Did people really believe it at the time? Was it because they were synthetic rather than directly derived from opium they were believed to be less addicting? It just seems like there's such a long history with opiates that people would have known. I was one of the few people who got their wisdom teeth out with local anesthetic and just ibuprofen after. I saw how sick my friends were who went under sedation and were vomiting from whatever pain pills they were taking after. It seemed to draw out the misery and become a week long affair of being sick in bed. I can see why people would have kept taking them. They seemed miserable, but I almost thought it seemed like they were miserable in part from the medication.
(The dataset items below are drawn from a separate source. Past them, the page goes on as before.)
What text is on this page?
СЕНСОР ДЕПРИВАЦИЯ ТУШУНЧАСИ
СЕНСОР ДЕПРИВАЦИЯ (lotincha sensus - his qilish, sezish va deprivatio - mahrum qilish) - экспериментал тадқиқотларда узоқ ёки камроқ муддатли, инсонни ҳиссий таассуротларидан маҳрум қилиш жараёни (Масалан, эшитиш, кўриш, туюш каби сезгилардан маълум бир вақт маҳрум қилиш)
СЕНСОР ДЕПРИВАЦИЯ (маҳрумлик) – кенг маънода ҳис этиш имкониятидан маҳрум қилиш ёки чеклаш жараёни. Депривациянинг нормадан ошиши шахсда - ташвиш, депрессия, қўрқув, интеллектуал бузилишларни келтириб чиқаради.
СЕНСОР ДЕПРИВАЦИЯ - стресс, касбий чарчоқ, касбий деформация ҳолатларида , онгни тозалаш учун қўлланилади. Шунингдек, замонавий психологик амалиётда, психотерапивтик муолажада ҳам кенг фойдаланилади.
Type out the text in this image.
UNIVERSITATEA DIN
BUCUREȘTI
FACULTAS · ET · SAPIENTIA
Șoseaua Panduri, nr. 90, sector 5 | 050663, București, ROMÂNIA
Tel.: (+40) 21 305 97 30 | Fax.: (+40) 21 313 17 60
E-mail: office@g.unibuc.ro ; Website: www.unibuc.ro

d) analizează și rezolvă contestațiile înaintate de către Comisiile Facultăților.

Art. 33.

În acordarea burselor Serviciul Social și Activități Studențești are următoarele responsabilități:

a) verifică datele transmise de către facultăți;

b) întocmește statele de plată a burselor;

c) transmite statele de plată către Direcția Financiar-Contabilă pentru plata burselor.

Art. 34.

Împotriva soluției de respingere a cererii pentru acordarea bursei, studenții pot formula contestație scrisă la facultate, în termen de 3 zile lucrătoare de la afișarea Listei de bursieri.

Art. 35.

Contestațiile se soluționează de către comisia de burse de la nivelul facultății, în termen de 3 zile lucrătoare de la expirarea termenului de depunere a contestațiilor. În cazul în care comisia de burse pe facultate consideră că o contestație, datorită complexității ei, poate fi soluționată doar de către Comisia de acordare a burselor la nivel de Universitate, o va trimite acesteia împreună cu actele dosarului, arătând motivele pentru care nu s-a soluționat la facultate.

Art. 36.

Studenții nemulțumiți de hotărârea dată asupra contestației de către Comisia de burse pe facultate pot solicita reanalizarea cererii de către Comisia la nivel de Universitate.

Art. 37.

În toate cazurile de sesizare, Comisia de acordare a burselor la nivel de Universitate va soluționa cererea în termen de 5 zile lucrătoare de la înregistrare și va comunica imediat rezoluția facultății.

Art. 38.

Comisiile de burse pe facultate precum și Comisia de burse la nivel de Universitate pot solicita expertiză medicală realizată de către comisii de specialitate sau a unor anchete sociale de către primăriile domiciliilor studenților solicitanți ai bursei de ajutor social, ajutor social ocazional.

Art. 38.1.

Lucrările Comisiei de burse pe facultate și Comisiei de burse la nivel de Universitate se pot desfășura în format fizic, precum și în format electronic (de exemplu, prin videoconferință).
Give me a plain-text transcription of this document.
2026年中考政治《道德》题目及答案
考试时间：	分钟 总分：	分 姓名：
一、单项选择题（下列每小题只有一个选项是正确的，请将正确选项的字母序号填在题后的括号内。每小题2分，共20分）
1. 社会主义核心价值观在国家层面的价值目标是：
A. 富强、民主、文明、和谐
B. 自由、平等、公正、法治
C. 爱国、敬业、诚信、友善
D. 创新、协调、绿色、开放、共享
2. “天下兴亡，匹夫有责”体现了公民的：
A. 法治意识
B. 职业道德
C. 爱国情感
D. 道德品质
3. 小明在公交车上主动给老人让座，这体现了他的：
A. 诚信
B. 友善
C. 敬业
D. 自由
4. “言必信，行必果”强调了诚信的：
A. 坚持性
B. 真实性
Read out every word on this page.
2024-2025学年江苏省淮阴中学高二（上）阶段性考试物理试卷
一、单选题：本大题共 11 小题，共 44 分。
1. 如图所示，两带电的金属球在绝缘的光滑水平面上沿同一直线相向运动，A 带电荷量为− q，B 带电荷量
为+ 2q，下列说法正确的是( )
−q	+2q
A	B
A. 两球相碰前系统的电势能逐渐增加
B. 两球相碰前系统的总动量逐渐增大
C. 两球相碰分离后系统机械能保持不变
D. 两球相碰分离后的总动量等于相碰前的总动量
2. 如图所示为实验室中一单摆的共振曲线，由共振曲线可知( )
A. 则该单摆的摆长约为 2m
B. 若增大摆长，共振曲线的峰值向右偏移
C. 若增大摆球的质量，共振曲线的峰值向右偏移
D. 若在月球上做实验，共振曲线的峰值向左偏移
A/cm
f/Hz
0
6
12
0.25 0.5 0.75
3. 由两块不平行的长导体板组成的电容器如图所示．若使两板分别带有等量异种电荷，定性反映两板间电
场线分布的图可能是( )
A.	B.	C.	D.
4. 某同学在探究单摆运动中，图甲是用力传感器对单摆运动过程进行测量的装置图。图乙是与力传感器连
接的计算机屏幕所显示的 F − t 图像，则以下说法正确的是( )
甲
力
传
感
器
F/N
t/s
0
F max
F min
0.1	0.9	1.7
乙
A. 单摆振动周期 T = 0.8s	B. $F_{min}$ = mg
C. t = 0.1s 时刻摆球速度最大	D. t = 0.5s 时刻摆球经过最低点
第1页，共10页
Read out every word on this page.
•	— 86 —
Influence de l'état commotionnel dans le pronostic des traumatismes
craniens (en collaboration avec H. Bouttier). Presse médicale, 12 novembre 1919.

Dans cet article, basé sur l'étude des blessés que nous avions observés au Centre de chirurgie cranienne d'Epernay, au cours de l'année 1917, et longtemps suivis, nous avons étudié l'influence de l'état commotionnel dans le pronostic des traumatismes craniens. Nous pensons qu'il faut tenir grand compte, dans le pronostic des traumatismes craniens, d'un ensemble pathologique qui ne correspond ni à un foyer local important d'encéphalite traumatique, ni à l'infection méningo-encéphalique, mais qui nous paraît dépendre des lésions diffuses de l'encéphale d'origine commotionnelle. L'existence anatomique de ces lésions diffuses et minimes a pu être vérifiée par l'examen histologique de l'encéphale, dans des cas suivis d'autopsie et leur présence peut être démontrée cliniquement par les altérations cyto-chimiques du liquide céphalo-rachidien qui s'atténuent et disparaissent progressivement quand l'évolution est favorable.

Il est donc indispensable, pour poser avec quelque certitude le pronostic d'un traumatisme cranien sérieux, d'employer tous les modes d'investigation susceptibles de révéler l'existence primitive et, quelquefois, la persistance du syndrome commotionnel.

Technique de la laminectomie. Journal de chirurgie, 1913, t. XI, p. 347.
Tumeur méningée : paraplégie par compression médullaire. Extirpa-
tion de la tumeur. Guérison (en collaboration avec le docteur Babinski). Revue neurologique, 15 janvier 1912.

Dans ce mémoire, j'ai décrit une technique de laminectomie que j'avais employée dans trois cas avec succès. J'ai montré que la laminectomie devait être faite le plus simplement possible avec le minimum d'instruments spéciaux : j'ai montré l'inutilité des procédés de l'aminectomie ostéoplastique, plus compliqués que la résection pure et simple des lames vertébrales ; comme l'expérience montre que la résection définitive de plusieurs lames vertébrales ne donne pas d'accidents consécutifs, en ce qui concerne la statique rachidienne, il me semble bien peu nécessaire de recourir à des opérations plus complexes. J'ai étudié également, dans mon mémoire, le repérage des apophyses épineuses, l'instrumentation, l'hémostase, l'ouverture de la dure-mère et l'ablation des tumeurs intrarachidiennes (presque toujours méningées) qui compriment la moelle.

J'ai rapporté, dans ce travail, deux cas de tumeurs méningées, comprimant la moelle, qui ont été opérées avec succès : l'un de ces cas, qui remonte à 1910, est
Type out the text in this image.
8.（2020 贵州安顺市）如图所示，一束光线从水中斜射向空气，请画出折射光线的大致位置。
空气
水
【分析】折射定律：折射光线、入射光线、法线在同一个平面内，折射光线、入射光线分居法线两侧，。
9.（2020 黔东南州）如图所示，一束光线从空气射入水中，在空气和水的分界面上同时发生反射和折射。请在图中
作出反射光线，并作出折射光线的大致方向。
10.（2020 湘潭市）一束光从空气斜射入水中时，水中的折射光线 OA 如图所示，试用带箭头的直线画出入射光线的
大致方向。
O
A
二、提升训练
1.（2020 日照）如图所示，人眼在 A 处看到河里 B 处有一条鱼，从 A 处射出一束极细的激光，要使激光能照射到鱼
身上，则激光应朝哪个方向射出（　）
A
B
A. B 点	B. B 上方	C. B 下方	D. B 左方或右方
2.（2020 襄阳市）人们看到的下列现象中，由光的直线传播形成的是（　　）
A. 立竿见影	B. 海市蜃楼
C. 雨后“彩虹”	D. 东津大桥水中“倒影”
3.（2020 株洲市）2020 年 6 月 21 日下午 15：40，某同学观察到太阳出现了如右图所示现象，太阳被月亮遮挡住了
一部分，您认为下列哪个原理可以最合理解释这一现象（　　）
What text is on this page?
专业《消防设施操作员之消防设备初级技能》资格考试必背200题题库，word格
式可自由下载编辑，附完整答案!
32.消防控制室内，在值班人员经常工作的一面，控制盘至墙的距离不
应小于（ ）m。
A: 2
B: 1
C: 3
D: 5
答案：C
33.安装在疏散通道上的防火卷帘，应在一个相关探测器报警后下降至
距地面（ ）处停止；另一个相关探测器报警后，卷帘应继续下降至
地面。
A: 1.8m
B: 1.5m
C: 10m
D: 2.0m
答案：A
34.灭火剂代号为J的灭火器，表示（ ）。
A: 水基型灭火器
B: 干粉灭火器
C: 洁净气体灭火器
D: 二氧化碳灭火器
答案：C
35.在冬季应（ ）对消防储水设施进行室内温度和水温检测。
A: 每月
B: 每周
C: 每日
But it can be hard to distinguish what is causing what and you maybe would just keep taking it I guess because you felt so bad. When I had my appendectomy, I was in such pain after the surgery and they kept trying to give me Norco. I kept asking the nurse to just give me Tylenol because I was on benzos and I could see my 02 sat was already at 93. She said she couldn't because it wasn't on the list of meds (even though Tylenol is in Norco). So I finally took a Norco and my 02 dropped into the 80s and they gave me oxygen—but I had to alert them and they took their pulse ox off because they were annoyed with me calling them in (I had my own from home I kept monitoring with). I was still sent home with Norco which made no sense given the experience I had in the hospital. I never took any of it despite having had pathological exertion in emergence from anesthesia, which caused a lot of pain and weakness. Fortunately I knew the connection between benzos and opioids. But I guess a lot of misinformation runs rampant because they were happy to give me both and seemingly not concerned about my 02 sats.

People believed it. Yes. Sad. Lots of lies and propaganda resulted in billions of profit for big pharma.
 
I can't speak from the pharmacological perspective, but generally marijuana and/or benzos function as avoidance and theoretically this is thought to maintain or worsen anxiety in the long-term.